Social Security cards

Social Security cards Credit: iStock

After the 2008 financial crisis, many people suffered, but some didn't. There were culpable CEOs who luxuriated as bailouts helped them weather the storm, and some said to arrest them, try them, make them pay. It sometimes seemed unimportant to the vengeful whether there had been an actual crime or not.

But what about the politicians who helped create that maelstrom through the furthering of inane mortgage and other policies and have done far worse? They have been creating a major public debt that could reduce our continental grandeur to an island of distress. How about trying them and devising a punishment fit for their misdeeds? Would that be the ticket or what? No, please, it would not be. It's not punishment we need but rectification. Here is what we should do: Recognize how diligently they have worked for years and years to get us in this ungodly mess and demand better -- much, much better. Of course, these are frequently moral pretenders who react furiously at the mere suggestion they were ever wrong. But what's at stake is huge and there are compromise solutions. They need finally to admit the true evil is a failure to refashion entitlement programs that will otherwise undo themselves.

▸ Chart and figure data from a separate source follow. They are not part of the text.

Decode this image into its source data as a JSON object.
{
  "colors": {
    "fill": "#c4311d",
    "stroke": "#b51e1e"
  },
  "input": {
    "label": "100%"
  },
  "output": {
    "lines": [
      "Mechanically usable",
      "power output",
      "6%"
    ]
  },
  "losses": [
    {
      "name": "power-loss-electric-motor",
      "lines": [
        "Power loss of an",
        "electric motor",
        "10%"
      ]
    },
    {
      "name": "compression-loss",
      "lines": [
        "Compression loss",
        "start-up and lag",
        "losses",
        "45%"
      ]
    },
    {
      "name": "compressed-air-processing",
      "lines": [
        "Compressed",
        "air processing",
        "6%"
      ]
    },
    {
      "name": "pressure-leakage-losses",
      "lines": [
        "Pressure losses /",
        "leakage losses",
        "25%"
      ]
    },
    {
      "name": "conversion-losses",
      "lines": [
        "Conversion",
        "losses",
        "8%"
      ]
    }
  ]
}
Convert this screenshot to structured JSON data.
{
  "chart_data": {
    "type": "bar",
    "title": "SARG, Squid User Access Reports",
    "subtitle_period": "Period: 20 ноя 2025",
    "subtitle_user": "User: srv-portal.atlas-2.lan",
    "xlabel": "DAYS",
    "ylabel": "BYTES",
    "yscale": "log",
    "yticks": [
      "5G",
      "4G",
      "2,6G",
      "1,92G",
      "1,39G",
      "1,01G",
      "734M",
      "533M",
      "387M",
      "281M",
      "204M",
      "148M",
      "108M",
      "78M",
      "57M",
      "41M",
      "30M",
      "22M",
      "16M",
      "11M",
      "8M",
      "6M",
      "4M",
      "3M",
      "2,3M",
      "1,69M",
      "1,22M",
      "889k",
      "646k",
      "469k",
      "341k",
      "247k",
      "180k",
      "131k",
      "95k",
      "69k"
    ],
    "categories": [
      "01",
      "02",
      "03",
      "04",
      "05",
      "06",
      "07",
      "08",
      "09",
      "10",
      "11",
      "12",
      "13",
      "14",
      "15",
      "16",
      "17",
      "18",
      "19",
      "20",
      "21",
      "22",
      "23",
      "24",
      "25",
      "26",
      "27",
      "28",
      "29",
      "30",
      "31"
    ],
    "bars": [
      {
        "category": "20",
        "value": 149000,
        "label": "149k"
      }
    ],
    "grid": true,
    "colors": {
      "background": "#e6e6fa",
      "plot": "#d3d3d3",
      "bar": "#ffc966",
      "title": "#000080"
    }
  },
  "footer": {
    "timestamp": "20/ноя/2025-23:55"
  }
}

Restructuring Medicare, Social Security and Medicaid -- and doing at least something about the new entitlement called Obamacare -- is crucial. Leave them alone and their cost in another 10 years will be enough to take up half the budget. The debt is at $17 trillion now, up more than $6 trillion since President Barack Obama took office, and could easily go up another $7 trillion in that 10 years as we try to sustain these programs at the heart of our fiscal peril.

When I say "peril," I mean peril. If foreign borrowers hiked interest rates, we would have calamity on our hands. Debt of the magnitude we are looking at will surely slow our economic growth, meaning occupational and other opportunities for an increasing population would be vastly diminished. We would likely not even be generating enough money to pay debt interest and sustain other essential programs we now take for granted. The people who would have to deal with the worst of it are the generations lined up behind us. Good luck, young'uns.

Despite all of this, here's what you find on the front page of the Oct. 21 Wall Street Journal: a story saying some liberal Democrats don't want to negotiate entitlement reforms. They don't even want to consider something President Barack Obama came up with, some less-than-astonishing cost adjustments in Social Security and Medicare. They have not evolved one iota from the kind of pure, unadulterated demagoguery of the past that got us where we are today. Every time someone tried to do something to strengthen entitlements by rendering them affordable, these political critics barked that they were thereby forcing old people to eat dog food to survive.

What Democrats want is to save the day by raising taxes a trillion dollars, which the Republicans won't do and should not do. This solution would have many of the same economy-impeding effects as the debt itself and would be a temporary answer as ever bigger government ever more encapsulated our lives.

But there's negotiating room here. We do need tax reform -- reduced corporate rates, fewer loopholes for all -- as a means of more revenue along with greater growth. We also need fewer regulations of the kinds now smothering our economy. We need immigration reform that keeps doors open to entrepreneurial talents while affording less admittance to those most likely to fail and suffer. We need significant budget cuts.

Maybe, just maybe, the more reasonable Democrats and the more reasonable Republicans will thwart these regressive progressives wanting to shut down something more than the government. They want to shut down our future. And considering all the possibilities of the moment -- not least of them an energy boom -- what a future it could be if they got out of the way.

Jay Ambrose, formerly Washington director of editorial policy for Scripps Howard newspapers and the editor of dailies in El Paso, Texas, and Denver, is a columnist living in Colorado.